[Francophonie and Literature] Get to know Anne Enright, selected for the 2018 Ambassadorial prize! [fr]
Created in 2016 by the 25 embassies of the International Organisation of La Francophonie (IOF) represented in Ireland, the Prix Littéraire des Ambassadeurs de la Francophonie en Irlande - Ireland Francophonie Ambassadors’ Literary Award aims to highlight the role of literary French in transmitting the values of La Francophonie.
The prize will seek to reflect the key values of cultural and linguistic diversity, democracy and human rights, education and research, sustainable development and solidarity defended by the Francophonie.
Nomianted for her novel The Green Road (L’herbe maudite), learn a bit about Annie Enright and her translator Isabelle Reinharez!
Anne Enright was born in Dublin in 1962. Educated at Trinity College Dublin (English and Philosophy), she was an early member of Rough Magic Theatre Company. She was a television producer and director for RTÉ in Dublin for six years and produced the RTÉ programme Nighthawks for four years. Her short stories have appeared in The New Yorker, The Paris Review, Granta and in most notable anthologies of Irish fiction. Her first collection, The Portable Virgin, won the Rooney Prize for Irish Literature in 1991. The collection Taking Pictures was published in 2008. Novels include The Wig My Father Wore (1995), What Are You Like? (2000, winner of the Encore Prize and shortlisted for the Whitbread Prize) and The Pleasure of Eliza Lynch (2002). A collection of essays about motherhood, Making Babies (2005), became very popular. Enright’s novel The Gathering won the 2007 Man Booker Prize. Her most recent books are the novels The Forgotten Waltz (2011) and The Green Road. In 2015, she was appointed Ireland’s first Laureate for Irish Fiction. Anne Enright lives in Bray, Co. Wicklow.

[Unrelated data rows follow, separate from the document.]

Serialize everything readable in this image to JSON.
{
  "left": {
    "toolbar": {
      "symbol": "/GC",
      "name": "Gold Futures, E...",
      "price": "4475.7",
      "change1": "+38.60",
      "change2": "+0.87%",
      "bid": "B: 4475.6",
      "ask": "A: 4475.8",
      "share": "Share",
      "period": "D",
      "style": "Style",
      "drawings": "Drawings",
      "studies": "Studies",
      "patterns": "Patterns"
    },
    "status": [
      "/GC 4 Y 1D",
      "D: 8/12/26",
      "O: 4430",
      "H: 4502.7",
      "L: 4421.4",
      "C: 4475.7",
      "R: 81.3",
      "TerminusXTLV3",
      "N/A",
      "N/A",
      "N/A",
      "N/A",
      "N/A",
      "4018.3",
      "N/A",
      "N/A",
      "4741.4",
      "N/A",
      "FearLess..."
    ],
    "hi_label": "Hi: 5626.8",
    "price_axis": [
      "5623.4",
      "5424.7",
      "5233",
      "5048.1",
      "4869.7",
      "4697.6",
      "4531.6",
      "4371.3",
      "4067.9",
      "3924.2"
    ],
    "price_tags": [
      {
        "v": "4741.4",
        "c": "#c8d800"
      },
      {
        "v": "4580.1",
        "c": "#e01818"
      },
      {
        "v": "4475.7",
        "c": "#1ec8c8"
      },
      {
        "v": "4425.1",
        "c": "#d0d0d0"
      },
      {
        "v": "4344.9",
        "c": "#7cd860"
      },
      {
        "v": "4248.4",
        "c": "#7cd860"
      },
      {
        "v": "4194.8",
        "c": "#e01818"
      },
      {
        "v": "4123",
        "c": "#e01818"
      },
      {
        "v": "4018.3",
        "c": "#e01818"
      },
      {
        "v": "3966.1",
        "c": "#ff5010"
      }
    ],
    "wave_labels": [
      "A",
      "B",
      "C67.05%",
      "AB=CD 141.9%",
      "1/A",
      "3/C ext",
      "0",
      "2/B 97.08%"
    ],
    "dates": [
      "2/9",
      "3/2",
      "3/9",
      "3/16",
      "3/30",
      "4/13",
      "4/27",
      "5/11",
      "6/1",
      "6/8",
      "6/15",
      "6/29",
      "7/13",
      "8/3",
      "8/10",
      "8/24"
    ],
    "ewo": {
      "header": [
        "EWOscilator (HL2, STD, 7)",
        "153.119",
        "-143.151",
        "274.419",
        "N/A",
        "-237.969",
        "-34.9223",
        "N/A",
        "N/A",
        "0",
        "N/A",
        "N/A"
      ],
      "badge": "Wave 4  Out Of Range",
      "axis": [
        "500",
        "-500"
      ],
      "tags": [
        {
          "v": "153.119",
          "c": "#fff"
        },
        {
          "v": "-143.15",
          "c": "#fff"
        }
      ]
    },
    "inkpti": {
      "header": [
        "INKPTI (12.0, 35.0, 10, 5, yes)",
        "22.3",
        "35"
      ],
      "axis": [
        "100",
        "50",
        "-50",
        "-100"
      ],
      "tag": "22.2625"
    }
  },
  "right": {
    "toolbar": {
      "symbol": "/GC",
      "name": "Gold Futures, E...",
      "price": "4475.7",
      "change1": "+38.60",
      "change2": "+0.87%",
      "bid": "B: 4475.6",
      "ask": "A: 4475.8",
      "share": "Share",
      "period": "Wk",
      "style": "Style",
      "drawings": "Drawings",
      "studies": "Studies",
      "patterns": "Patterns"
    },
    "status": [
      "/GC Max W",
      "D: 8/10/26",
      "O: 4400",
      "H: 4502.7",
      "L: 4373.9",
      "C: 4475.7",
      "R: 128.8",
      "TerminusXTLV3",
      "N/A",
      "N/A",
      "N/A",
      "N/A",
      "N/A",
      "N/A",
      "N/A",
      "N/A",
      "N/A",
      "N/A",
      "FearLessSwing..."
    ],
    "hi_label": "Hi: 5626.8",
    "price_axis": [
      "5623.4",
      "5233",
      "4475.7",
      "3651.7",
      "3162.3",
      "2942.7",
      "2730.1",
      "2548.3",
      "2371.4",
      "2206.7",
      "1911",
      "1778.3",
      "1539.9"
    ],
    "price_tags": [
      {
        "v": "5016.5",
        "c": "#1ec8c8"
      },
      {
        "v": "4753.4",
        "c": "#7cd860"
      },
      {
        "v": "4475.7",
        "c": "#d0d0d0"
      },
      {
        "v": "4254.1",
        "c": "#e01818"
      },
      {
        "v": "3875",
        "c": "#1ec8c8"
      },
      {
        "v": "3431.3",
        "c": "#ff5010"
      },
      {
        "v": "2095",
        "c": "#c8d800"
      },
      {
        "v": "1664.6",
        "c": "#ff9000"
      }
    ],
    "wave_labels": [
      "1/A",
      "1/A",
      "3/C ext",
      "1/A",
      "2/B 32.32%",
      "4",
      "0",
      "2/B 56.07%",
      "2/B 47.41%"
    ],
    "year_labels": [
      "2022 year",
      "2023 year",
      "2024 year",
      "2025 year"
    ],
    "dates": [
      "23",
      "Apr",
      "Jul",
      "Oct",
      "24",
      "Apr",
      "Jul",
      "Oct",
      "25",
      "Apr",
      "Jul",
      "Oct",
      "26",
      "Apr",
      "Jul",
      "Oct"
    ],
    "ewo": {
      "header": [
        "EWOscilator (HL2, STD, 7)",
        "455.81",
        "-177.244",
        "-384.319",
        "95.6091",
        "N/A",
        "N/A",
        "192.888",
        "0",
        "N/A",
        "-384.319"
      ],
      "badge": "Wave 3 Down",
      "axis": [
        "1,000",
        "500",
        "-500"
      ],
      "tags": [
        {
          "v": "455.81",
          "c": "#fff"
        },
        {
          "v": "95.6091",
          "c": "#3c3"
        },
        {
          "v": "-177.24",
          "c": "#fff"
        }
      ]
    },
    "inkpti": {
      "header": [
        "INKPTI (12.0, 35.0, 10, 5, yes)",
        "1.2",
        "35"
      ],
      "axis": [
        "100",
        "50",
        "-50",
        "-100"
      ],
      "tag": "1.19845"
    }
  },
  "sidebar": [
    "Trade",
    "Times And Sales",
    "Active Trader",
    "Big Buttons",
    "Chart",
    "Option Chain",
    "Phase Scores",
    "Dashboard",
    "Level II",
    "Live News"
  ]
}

The Green Road (Jonathan Cape, 2015) spans a period of twenty-five years in the lives of the Madigan family: Rosaleen and her four children, Constance, Dan, Emmet and Hanna. Set between the eponymous road in West Clare and early 1990s New York, Mali and Dublin, the novel details the changing fortunes and foibles of the different family members. Hailed on its publication as ‘virtuosic’ (Anthony Cummins in the Telegraph) and ‘so Irish it’s almost provocative’ (Belinda McKeon in The Irish Times), Enright’s Man Booker-nominated novel defies convention and cliché in its depiction of a family unable to connect.
Isabelle Reinharez has extensive experience of translating from the English language into French. She has translated two earlier novels by Anne Enright, both for Actes Sud: The Forgotten Waltz/La Valse oubliée (2012) and The Gathering/Retrouvailles (2009). Isabelle has worked on novels and poetry collections by several North American writers, including Robert Olen Butler, Louise Erdrich and Ron Rash. She has also translated many works of children’s literature into French.